Fuss over fen-phen may have been premature, study



    The Food and Drug Administration withdrew fen-phen from the market without obtaining sufficiently convincing evidence of its adverse side effects first, said the developer of the FEN/PHEN protocol.

    Pietr Hitzig, the doctor who coined the term and created the concept of fen-phen, said the FDA “blindly decided” to remove fen-phen from the market because of “very bad science,” in the Mayo clinic study of fen-phen’s side effects.

    In a Mayo publication, Heidi Connolly, the cardiologist at Mayo responsible for the study, said, “We say that there appears to be an association between this combination of medications and valve disease, but we can’t prove it based on current information. Further study is required and planned.”

    Connolly said a follow-up study is in process, in which more than 1,000 patients will be evaluated to “confirm or refute the association that we observed,” according to a Mayo clinic news release.

    On Sept. 15, the FDA asked the manufacturers and marketers of fenfluramine, (the “fen” in fen-phen) and the closely related dexfenfluramine, to voluntarily withdraw the obesity treatments. The FDA did not request, however, that phentermine (the “phen” in fen-phen) be withdrawn.

    According to an FDA news release, Michael A. Friedman, the lead deputy commissioner of the FDA, said the drugs were an “unacceptable risk” to patients. The FDA based its decision on the Mayo clinic study and more than 60 reports of heart valve disease following the release of that study in July.

    Howard Christensen, a BYU statistics professor, said “no cause and effect claims are made” in the clinic’s report of its findings. He said, “they (the Mayo clinic) have done a responsible job of reporting their findings. The news media may be making a cause and effect case that isn’t justified.”

    The Mayo clinic identified 24 women being treated with fen-phen who showed signs of “unusual valvular morphology and regurgitation,” according to the study.

    Fenfluramine and dexfenfluramine alter serotonin metabolism in the brain and phentermine interferes with pulmonary clearance of serotonin.

    “The mechanism of valve injury is uncertain, but may be related to an alteration in circulating serotonin,” according to the Mayo study.

    According to the Mayo study, the effects of phentermine on the levels of serotonin in the body is a possible cause of pulmonary hypertension noted in eight of the 24 subjects in the study .

    Hitzig said the clinic “took one case and made phentermine stand as a cause of pulmonary hypertension.” He said the Mayo study may have found an “epiphenomenon,” or a highly unlikely incident, then assumed it was the norm.

    Hitzig also said the study was not valid since there was no control group and all the women came from the same geographic area.

    According to the Mayo study, all the subjects were identified during routine procedures at the Mayo clinic in Rochester, N.Y., and no attempts were made to discover cases by any other means. There was no control group in the study.

    Since the Mayo clinic’s study, other studies have been done, said Michael O’Hare, media spokesperson for Mayo.

    In a news release Thursday, the U.S. Department of Health and Human Services said there are five surveys which show that 30 percent of patients who took fen-phen had valvular abnormalities.

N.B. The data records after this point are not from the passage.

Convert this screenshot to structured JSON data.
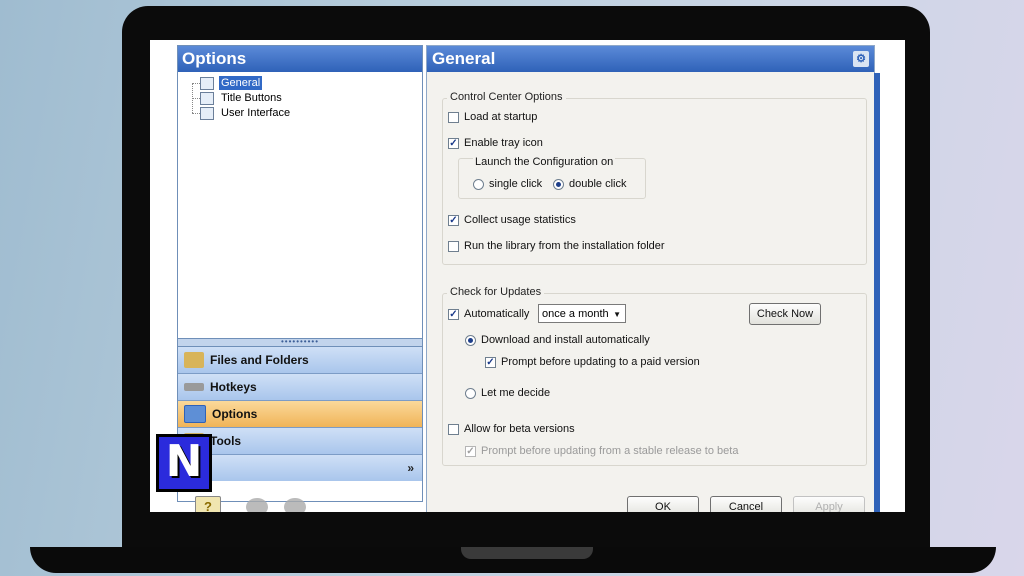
{
  "left_pane": {
    "title": "Options",
    "tree": [
      {
        "label": "General",
        "selected": true,
        "icon": "settings-icon"
      },
      {
        "label": "Title Buttons",
        "selected": false,
        "icon": "window-buttons-icon"
      },
      {
        "label": "User Interface",
        "selected": false,
        "icon": "user-interface-icon"
      }
    ],
    "nav": [
      {
        "label": "Files and Folders",
        "icon": "folder-icon",
        "active": false
      },
      {
        "label": "Hotkeys",
        "icon": "keyboard-icon",
        "active": false
      },
      {
        "label": "Options",
        "icon": "options-icon",
        "active": true
      },
      {
        "label": "Tools",
        "icon": "tools-icon",
        "active": false
      }
    ],
    "expand_glyph": "»"
  },
  "right_pane": {
    "title": "General",
    "control_center": {
      "title": "Control Center Options",
      "load_at_startup": {
        "label": "Load at startup",
        "checked": false
      },
      "enable_tray_icon": {
        "label": "Enable tray icon",
        "checked": true
      },
      "launch_group": {
        "title": "Launch the Configuration on",
        "single_click": {
          "label": "single click",
          "selected": false
        },
        "double_click": {
          "label": "double click",
          "selected": true
        }
      },
      "collect_usage": {
        "label": "Collect usage statistics",
        "checked": true
      },
      "run_library": {
        "label": "Run the library from the installation folder",
        "checked": false
      }
    },
    "updates": {
      "title": "Check for Updates",
      "automatically": {
        "label": "Automatically",
        "checked": true
      },
      "frequency": "once a month",
      "check_now": "Check Now",
      "download_install": {
        "label": "Download and install automatically",
        "selected": true
      },
      "prompt_paid": {
        "label": "Prompt before updating to a paid version",
        "checked": true
      },
      "let_me_decide": {
        "label": "Let me decide",
        "selected": false
      },
      "allow_beta": {
        "label": "Allow for beta versions",
        "checked": false
      },
      "prompt_beta": {
        "label": "Prompt before updating from a stable release to beta",
        "checked": true,
        "disabled": true
      }
    },
    "buttons": {
      "ok": "OK",
      "cancel": "Cancel",
      "apply": "Apply"
    }
  },
  "overlay_logo": "N",
  "colors": {
    "header_blue": "#2f62b8",
    "active_nav": "#f0b458",
    "logo_blue": "#2b2bdc"
  }
}
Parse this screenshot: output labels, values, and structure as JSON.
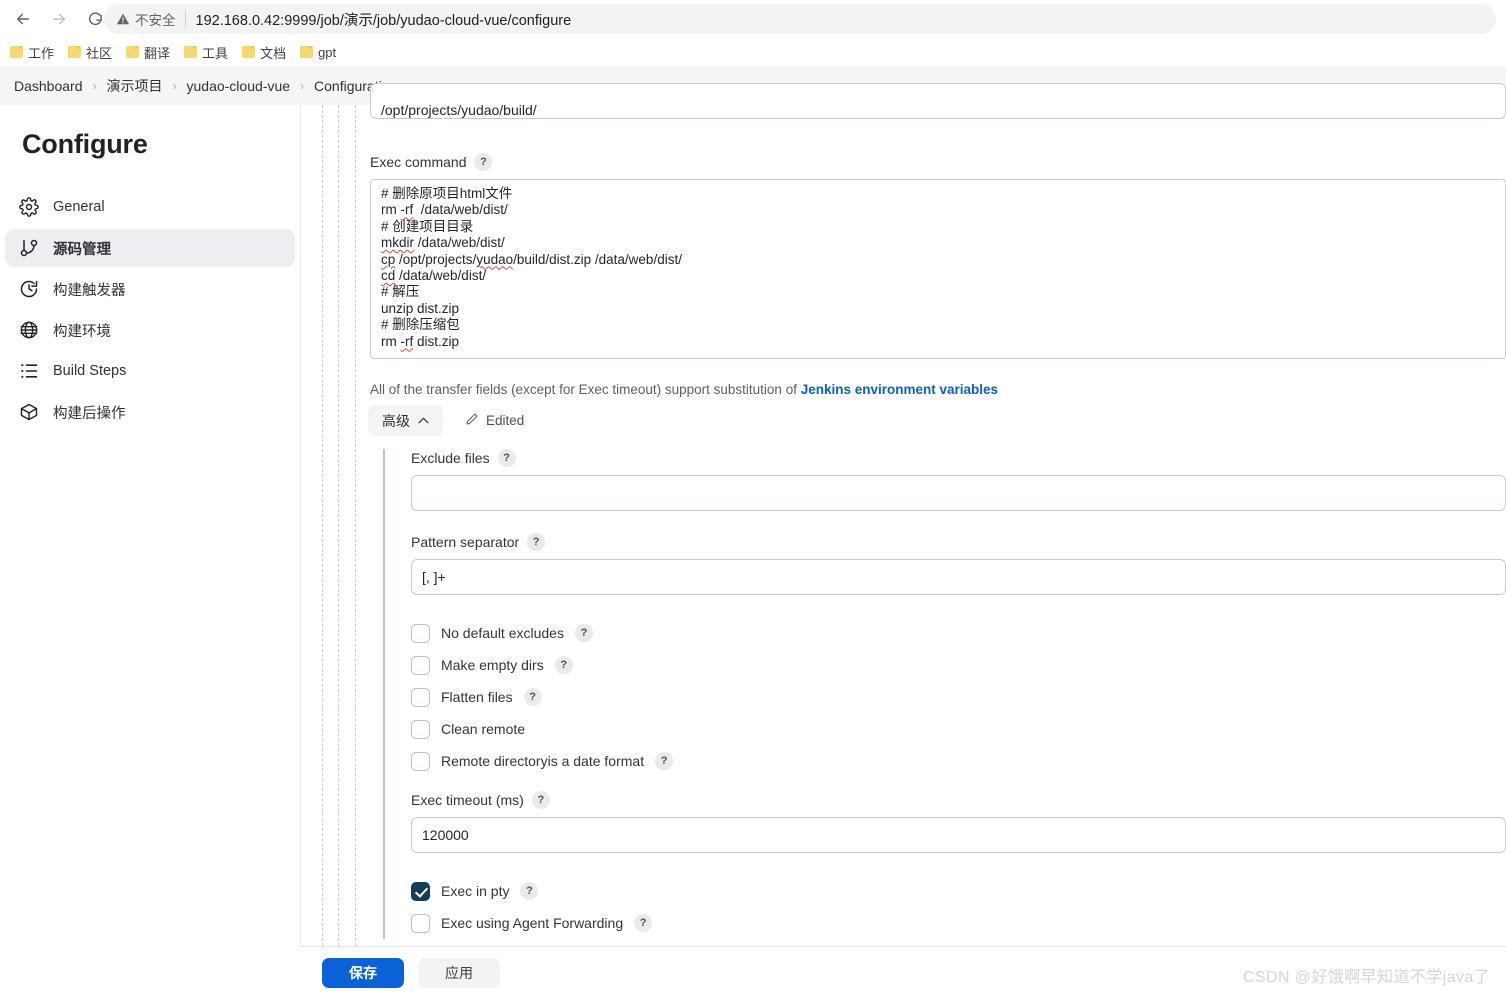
{
  "browser": {
    "back_icon": "arrow-left-icon",
    "forward_icon": "arrow-right-icon",
    "reload_icon": "reload-icon",
    "security_label": "不安全",
    "security_icon": "warning-triangle-icon",
    "url": "192.168.0.42:9999/job/演示/job/yudao-cloud-vue/configure",
    "bookmarks": [
      {
        "label": "工作",
        "icon": "folder-icon"
      },
      {
        "label": "社区",
        "icon": "folder-icon"
      },
      {
        "label": "翻译",
        "icon": "folder-icon"
      },
      {
        "label": "工具",
        "icon": "folder-icon"
      },
      {
        "label": "文档",
        "icon": "folder-icon"
      },
      {
        "label": "gpt",
        "icon": "folder-icon"
      }
    ]
  },
  "breadcrumb": {
    "separator": "›",
    "items": [
      "Dashboard",
      "演示项目",
      "yudao-cloud-vue",
      "Configuration"
    ]
  },
  "sidebar": {
    "title": "Configure",
    "items": [
      {
        "label": "General",
        "icon": "gear-icon",
        "active": false
      },
      {
        "label": "源码管理",
        "icon": "git-branch-icon",
        "active": true
      },
      {
        "label": "构建触发器",
        "icon": "clock-icon",
        "active": false
      },
      {
        "label": "构建环境",
        "icon": "globe-icon",
        "active": false
      },
      {
        "label": "Build Steps",
        "icon": "list-steps-icon",
        "active": false
      },
      {
        "label": "构建后操作",
        "icon": "package-icon",
        "active": false
      }
    ]
  },
  "form": {
    "remote_directory": {
      "value": "/opt/projects/yudao/build/"
    },
    "exec_command": {
      "label": "Exec command",
      "help": "?",
      "value": "# 删除原项目html文件\nrm -rf  /data/web/dist/\n# 创建项目目录\nmkdir /data/web/dist/\ncp /opt/projects/yudao/build/dist.zip /data/web/dist/\ncd /data/web/dist/\n# 解压\nunzip dist.zip\n# 删除压缩包\nrm -rf dist.zip",
      "lines": [
        "# 删除原项目html文件",
        "rm -rf  /data/web/dist/",
        "# 创建项目目录",
        "mkdir /data/web/dist/",
        "cp /opt/projects/yudao/build/dist.zip /data/web/dist/",
        "cd /data/web/dist/",
        "# 解压",
        "unzip dist.zip",
        "# 删除压缩包",
        "rm -rf dist.zip"
      ]
    },
    "substitution_note": {
      "prefix": "All of the transfer fields (except for Exec timeout) support substitution of ",
      "link": "Jenkins environment variables"
    },
    "advanced_toggle": {
      "label": "高级",
      "chevron": "⌃"
    },
    "edited_badge": {
      "label": "Edited",
      "icon": "pencil-icon"
    },
    "advanced": {
      "exclude_files": {
        "label": "Exclude files",
        "help": "?",
        "value": "",
        "placeholder": ""
      },
      "pattern_separator": {
        "label": "Pattern separator",
        "help": "?",
        "value": "[, ]+",
        "placeholder": ""
      },
      "checkboxes": [
        {
          "label": "No default excludes",
          "help": "?",
          "checked": false
        },
        {
          "label": "Make empty dirs",
          "help": "?",
          "checked": false
        },
        {
          "label": "Flatten files",
          "help": "?",
          "checked": false
        },
        {
          "label": "Clean remote",
          "help": "",
          "checked": false
        },
        {
          "label": "Remote directoryis a date format",
          "help": "?",
          "checked": false
        }
      ],
      "exec_timeout": {
        "label": "Exec timeout (ms)",
        "help": "?",
        "value": "120000"
      },
      "bottom_checkboxes": [
        {
          "label": "Exec in pty",
          "help": "?",
          "checked": true
        },
        {
          "label": "Exec using Agent Forwarding",
          "help": "?",
          "checked": false
        }
      ]
    }
  },
  "footer": {
    "save_label": "保存",
    "apply_label": "应用"
  },
  "watermark": "CSDN @好饿啊早知道不学java了",
  "colors": {
    "accent": "#0b62d6",
    "link": "#0b5ed7",
    "checkbox_checked": "#123e5c",
    "sidebar_active": "#eceef2",
    "breadcrumb_bg": "#f4f5f7"
  }
}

    The American College of Cardiology is also conducting the first controlled experiment in an attempt to establish an association between fen-phen and its side effects, O’Hare said.

    The U.S. Department of Health and Human Services released preliminary recommendations for the medical management of those who have taken fen-phen

    According to the news release, the following recommendations were based on knowledge of the association of fen-phen with the development of heart valvular disease: patients should see their doctors to determine if they have symptoms of heart or lung disease; if these symptoms do occur, patients should have an echocardiogram performed; always have an echocardiogram before any kind of surgical procedure.

    Hitzig also said the Mayo clinic’s study can be further proved invalid since there is no confirmation of the valvular abnormalities in pathology reports.

    According to the Mayo study, there was “an absence of pathological confirmation in the majority of cases.”

    Though no conclusive statements can be made about an association between the use of fen-phen and valvular disease, left-sided regurgitant valvular disease, like that seen in fen-phen patients, is rare in a population of less than 50 years old, according to the Mayo study.

    Christensen said that he could not determine the reference for the Mayo clinic’s claim that the occurrence of 24 cases is extremely rare and not explainable by chance.